This thesis presents a method for propagating fuzzy concepts through fuzzy IF-THEN-ELSE rules. A fuzzy IF-THEN-ELSE rule consists of a set of fuzzy condition and conclusion pairs of the following type:
If $A_1$ then $B_1$ else
if $A_2$ then $B_2$ else
..............
if $A_n$ then $B_n$ else
where $A_i$ is a fuzzy condition and $B_i$ is a fuzzy conclusion. In other words, a fuzzy condition-conclusion pair represents a mapping from the fuzzy concept of the condition part to the fuzzy concept of the conclusion part.

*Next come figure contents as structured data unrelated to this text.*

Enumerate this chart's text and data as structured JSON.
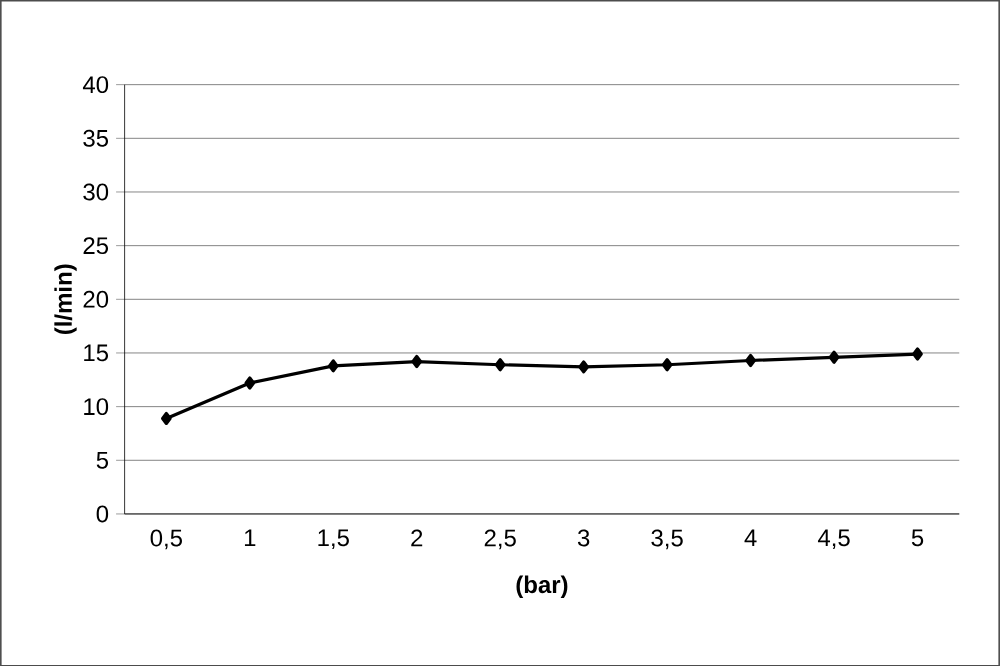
{
  "chart_data": {
    "type": "line",
    "xlabel": "(bar)",
    "ylabel": "(l/min)",
    "categories": [
      "0,5",
      "1",
      "1,5",
      "2",
      "2,5",
      "3",
      "3,5",
      "4",
      "4,5",
      "5"
    ],
    "series": [
      {
        "color": "#000000",
        "values": [
          8.9,
          12.2,
          13.8,
          14.2,
          13.9,
          13.7,
          13.9,
          14.3,
          14.6,
          14.9
        ]
      }
    ],
    "ylim": [
      0,
      40
    ],
    "yticks": [
      0,
      5,
      10,
      15,
      20,
      25,
      30,
      35,
      40
    ],
    "grid": "y",
    "marker": "diamond",
    "line_style": "solid"
  }
}
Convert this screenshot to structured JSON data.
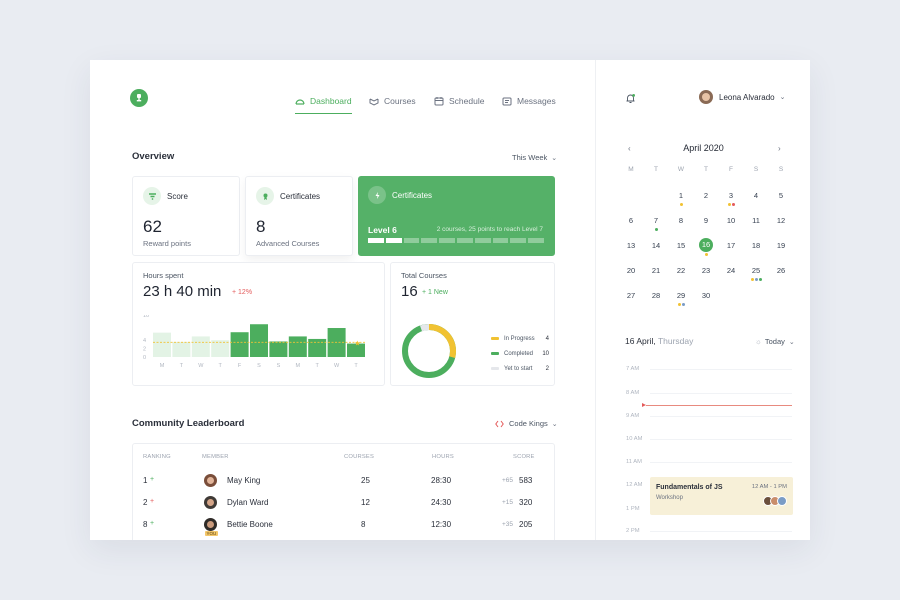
{
  "nav": {
    "items": [
      {
        "label": "Dashboard",
        "icon": "dashboard-icon",
        "active": true
      },
      {
        "label": "Courses",
        "icon": "courses-icon"
      },
      {
        "label": "Schedule",
        "icon": "calendar-icon"
      },
      {
        "label": "Messages",
        "icon": "message-icon"
      }
    ]
  },
  "user": {
    "name": "Leona Alvarado"
  },
  "overview": {
    "title": "Overview",
    "period": "This Week",
    "score": {
      "label": "Score",
      "value": "62",
      "caption": "Reward points"
    },
    "certificates": {
      "label": "Certificates",
      "value": "8",
      "caption": "Advanced Courses"
    },
    "level_card": {
      "label": "Certificates",
      "level": "Level 6",
      "note": "2 courses, 25 points to reach Level 7",
      "progress_segments_filled": 2,
      "progress_segments_total": 10
    }
  },
  "hours": {
    "label": "Hours spent",
    "value": "23 h 40 min",
    "change": "+ 12%",
    "change_color": "#e45b5b"
  },
  "chart_data": {
    "type": "bar",
    "categories": [
      "M",
      "T",
      "W",
      "T",
      "F",
      "S",
      "S",
      "M",
      "T",
      "W",
      "T"
    ],
    "values": [
      5.8,
      3.6,
      4.9,
      4.0,
      5.9,
      7.8,
      3.7,
      4.9,
      4.3,
      6.9,
      3.2
    ],
    "highlighted": [
      false,
      false,
      false,
      false,
      true,
      true,
      true,
      true,
      true,
      true,
      true
    ],
    "yticks": [
      "10",
      "4",
      "2",
      "0"
    ],
    "ylim": [
      0,
      10
    ],
    "average": 3.5,
    "colors": {
      "highlight": "#4cae5e",
      "muted": "#e3f3e5",
      "average": "#f1c232"
    }
  },
  "total_courses": {
    "label": "Total Courses",
    "value": "16",
    "change": "+ 1 New",
    "legend": [
      {
        "label": "In Progress",
        "value": "4",
        "color": "#f1c232"
      },
      {
        "label": "Completed",
        "value": "10",
        "color": "#4cae5e"
      },
      {
        "label": "Yet to start",
        "value": "2",
        "color": "#e5e7eb"
      }
    ]
  },
  "leaderboard": {
    "title": "Community Leaderboard",
    "team": "Code Kings",
    "headers": {
      "ranking": "RANKING",
      "member": "MEMBER",
      "courses": "COURSES",
      "hours": "HOURS",
      "score": "SCORE"
    },
    "rows": [
      {
        "rank": "1",
        "trend": "+",
        "trend_color": "#4cae5e",
        "name": "May King",
        "courses": "25",
        "hours": "28:30",
        "delta": "+65",
        "score": "583"
      },
      {
        "rank": "2",
        "trend": "+",
        "trend_color": "#e45b5b",
        "name": "Dylan Ward",
        "courses": "12",
        "hours": "24:30",
        "delta": "+15",
        "score": "320"
      },
      {
        "rank": "8",
        "trend": "+",
        "trend_color": "#4cae5e",
        "name": "Bettie Boone",
        "courses": "8",
        "hours": "12:30",
        "delta": "+35",
        "score": "205",
        "badge": "YOU"
      }
    ]
  },
  "calendar": {
    "month": "April 2020",
    "weekdays": [
      "M",
      "T",
      "W",
      "T",
      "F",
      "S",
      "S"
    ],
    "weeks": [
      [
        "",
        "",
        "1",
        "2",
        "3",
        "4",
        "5"
      ],
      [
        "6",
        "7",
        "8",
        "9",
        "10",
        "11",
        "12"
      ],
      [
        "13",
        "14",
        "15",
        "16",
        "17",
        "18",
        "19"
      ],
      [
        "20",
        "21",
        "22",
        "23",
        "24",
        "25",
        "26"
      ],
      [
        "27",
        "28",
        "29",
        "30",
        "",
        "",
        ""
      ]
    ],
    "selected": "16"
  },
  "schedule": {
    "date": "16 April,",
    "weekday": "Thursday",
    "view": "Today",
    "times": [
      "7 AM",
      "8 AM",
      "9 AM",
      "10 AM",
      "11 AM",
      "12 AM",
      "1 PM",
      "2 PM"
    ],
    "event": {
      "title": "Fundamentals of JS",
      "time": "12 AM - 1 PM",
      "type": "Workshop"
    }
  }
}
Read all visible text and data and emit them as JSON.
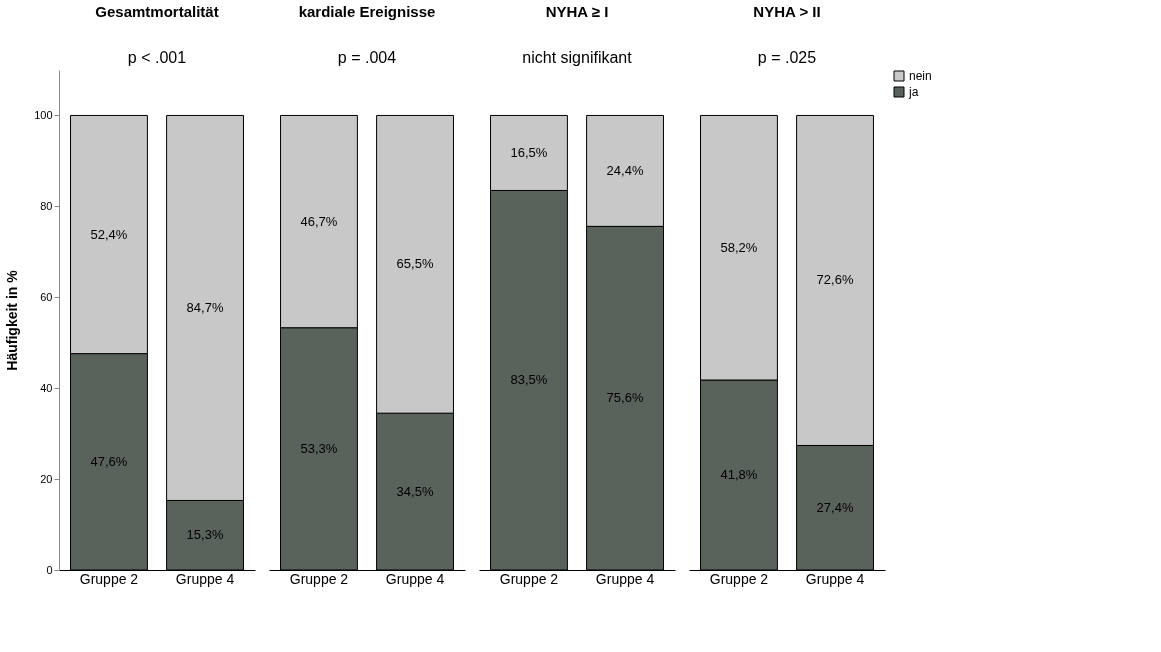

Conventionally, vectors are used to define fuzzy concept and matrices are used to define fuzzy mapping between fuzzy condition and conclusion. The approach, however, has some shortcomings: low precision, inconvenience, and more importantly, the violation of the existing condition property, i.e., when a fuzzy input data exactly matches to a fuzzy condition, fuzzy output data should be mapped to a corresponding fuzzy conclusion.
We propose a parameterized approach in that every fuzzy concept is described by parameterized standard function, including fuzzy conditions and fuzzy conclusions. A fuzzy IF-THEN-ELSE rule takes parameterized fuzzy concept as input, and produces a standard function with new parameters as output. The new parameters are determined by parameterwise interpolation. That is, each output parameters are determined by interpolating the parameters of the same kind contained in fuzzy conclusions. Obviously, the proposed scheme always satisfies the existing condition property. We also claim that the parameterized approach is much simpler to elicit, and supports higher precision than the counterpart vector approach.